REGULATION, MONITORING AND LAND RELEASE

CMAA sets up the process and procedures in accreditation and licensing to national and international organizations, as well as to private agencies which conduct mine action activities in Cambodia (CMAA Legal Framework, Chapter VI). No demining organization is allowed to operate in Cambodia without obtaining accreditation and licensing from CMAA.

Accredited organizations in Cambodia include national institutions such as the Cambodian Mine Action Centre (CMAC) and the National Center for Peacekeeping Forces and ERW Clearance (NPMEC); non-profit organizations such as HALO Trust, Mines Advisory Group (MAG), and the Cambodian Self-Help Demining Group (CSHD); and private companies such as BACTEC, Viking and D&Y.

Quality Assurance

CMAA’s quality assurance (QA) teams ensure on a daily basis that accredited demining organizations are applying their approved management processes and operational procedures in a manner that will result in the safe, effective and efficient clearance of land.
QA teams review the operators' Standard Operating Procedures and verify their compliance with the Cambodian Mine Action Standards (CMAS). In addition to addressing clearance requirements and worksite safety, the CMAS is updated to cover new technologies or innovation as they are introduced, such as the Baseline Survey, the use of Mine Detection Dogs, and Land Release methods.
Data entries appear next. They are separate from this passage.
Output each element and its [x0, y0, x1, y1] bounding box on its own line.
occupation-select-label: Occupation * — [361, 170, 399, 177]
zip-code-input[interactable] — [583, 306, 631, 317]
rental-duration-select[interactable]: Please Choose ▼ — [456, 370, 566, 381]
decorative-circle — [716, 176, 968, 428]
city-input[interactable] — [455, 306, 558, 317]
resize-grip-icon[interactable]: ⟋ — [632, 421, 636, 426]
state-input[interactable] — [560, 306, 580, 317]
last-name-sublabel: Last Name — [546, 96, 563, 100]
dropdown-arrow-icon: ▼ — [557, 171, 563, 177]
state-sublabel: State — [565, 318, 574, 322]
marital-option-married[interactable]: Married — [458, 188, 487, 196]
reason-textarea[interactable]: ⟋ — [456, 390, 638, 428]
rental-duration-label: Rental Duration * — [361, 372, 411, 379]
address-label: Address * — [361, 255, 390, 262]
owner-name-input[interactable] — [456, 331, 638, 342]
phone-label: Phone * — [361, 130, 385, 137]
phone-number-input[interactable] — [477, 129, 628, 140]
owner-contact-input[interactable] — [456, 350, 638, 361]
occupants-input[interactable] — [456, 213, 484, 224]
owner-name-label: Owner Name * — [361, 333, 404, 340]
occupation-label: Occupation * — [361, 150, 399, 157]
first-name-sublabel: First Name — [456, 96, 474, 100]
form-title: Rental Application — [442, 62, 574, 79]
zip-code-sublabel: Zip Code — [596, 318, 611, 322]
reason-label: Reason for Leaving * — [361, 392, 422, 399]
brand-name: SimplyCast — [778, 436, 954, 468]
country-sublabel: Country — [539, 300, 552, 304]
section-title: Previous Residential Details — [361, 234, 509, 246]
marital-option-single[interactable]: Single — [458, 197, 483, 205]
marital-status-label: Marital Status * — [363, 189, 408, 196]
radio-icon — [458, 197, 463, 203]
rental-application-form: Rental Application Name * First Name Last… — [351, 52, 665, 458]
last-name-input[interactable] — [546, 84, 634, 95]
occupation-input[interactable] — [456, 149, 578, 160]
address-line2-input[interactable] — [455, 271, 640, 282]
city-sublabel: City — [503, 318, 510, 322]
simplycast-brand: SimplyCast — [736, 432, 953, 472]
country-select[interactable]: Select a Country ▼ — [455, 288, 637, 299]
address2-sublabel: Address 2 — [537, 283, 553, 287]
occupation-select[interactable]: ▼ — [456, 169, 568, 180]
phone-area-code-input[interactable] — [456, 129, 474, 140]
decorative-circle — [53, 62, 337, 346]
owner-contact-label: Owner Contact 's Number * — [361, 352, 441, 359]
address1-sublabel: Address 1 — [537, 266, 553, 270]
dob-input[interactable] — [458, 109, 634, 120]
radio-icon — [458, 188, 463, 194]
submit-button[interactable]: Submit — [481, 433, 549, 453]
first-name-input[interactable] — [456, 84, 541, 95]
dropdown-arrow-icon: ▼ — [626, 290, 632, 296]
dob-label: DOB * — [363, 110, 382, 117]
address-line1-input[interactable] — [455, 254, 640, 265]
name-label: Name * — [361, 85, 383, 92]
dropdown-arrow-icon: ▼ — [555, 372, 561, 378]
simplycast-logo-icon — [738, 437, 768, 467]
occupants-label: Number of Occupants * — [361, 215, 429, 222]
Cambodia Mine Action Standards

The CMAS is a set of technical standards that guide demining organizations in Cambodia, covering aspects from management to operations. Developed by the CMAA in consultation with experienced demining organizations in the country, the CMAS are based on the International Mine Action Standards (IMAS) and grounded in the country’s context. The CMAS is the basis for demining organizations to comply with and develop their standard operating procedures.

There are currently 13 approved standards out of 16 proposed standards, available in both English and Khmer. Click on the respective chapter below to download a PDF copy or get the full document here.

Land Release

Land release is the process of reclassifying the status of known or suspected mined areas (or parts of those areas) to end state land. Land is released from the suspicion of mines or explosive remnants of war (ERWs), through non-technical survey, technical survey and/or clearance resources. The end user or authority then has confidence that the land can be used safely. The full process of land release is applied to the known or suspected hazardous areas, as defined by the baseline survey.

The Land Release Policy was developed to accelerate the release of suspected land to reduce the threat from mines/ERWs. Implementing the policy will help achieve the goals set by Cambodia’s 10-Year Extension Request and the National Mine Action Standards (NMAS). The Policy is reiterated in the Cambodian Mine Action Standards (CMAS) No. 15 - Land Release.

There are three ways to release land that is suspected of containing mines/ERWs:

Land released through non-technical survey -The process of collecting and analyzing new and/or existing information about an area suspected of containing a mine/ERW hazard normally without physical intervention in the area. Also called Baseline Survey, it is governed by the CMAS No. 14.- Baseline Survey. Information from the Baseline Survey will be routinely updated as part of the annual planning process and pre-assessment checks. Accordingly, the national database will also be updated.

Land released through technical survey - The detailed topographical and technical investigation of an area suspected of containing a mine/ERW hazard is done to determine any area requiring clearance, and to release the remaining land from suspicion of having any hazards.

Land released through clearance – The physical processing of an area to a specified depth in accordance with CMAS No. 6 – Clearance Requirements. The Government accepts that no liability shall rest with an accredited operator for land that is released as long as the process of releasing the land (whether through non-technical survey, technical survey or clearance) has fully complied with the CMAS, has been conducted by an accredited operator using accredited standard operating procedures and has been subjected to quality assurance by CMAA.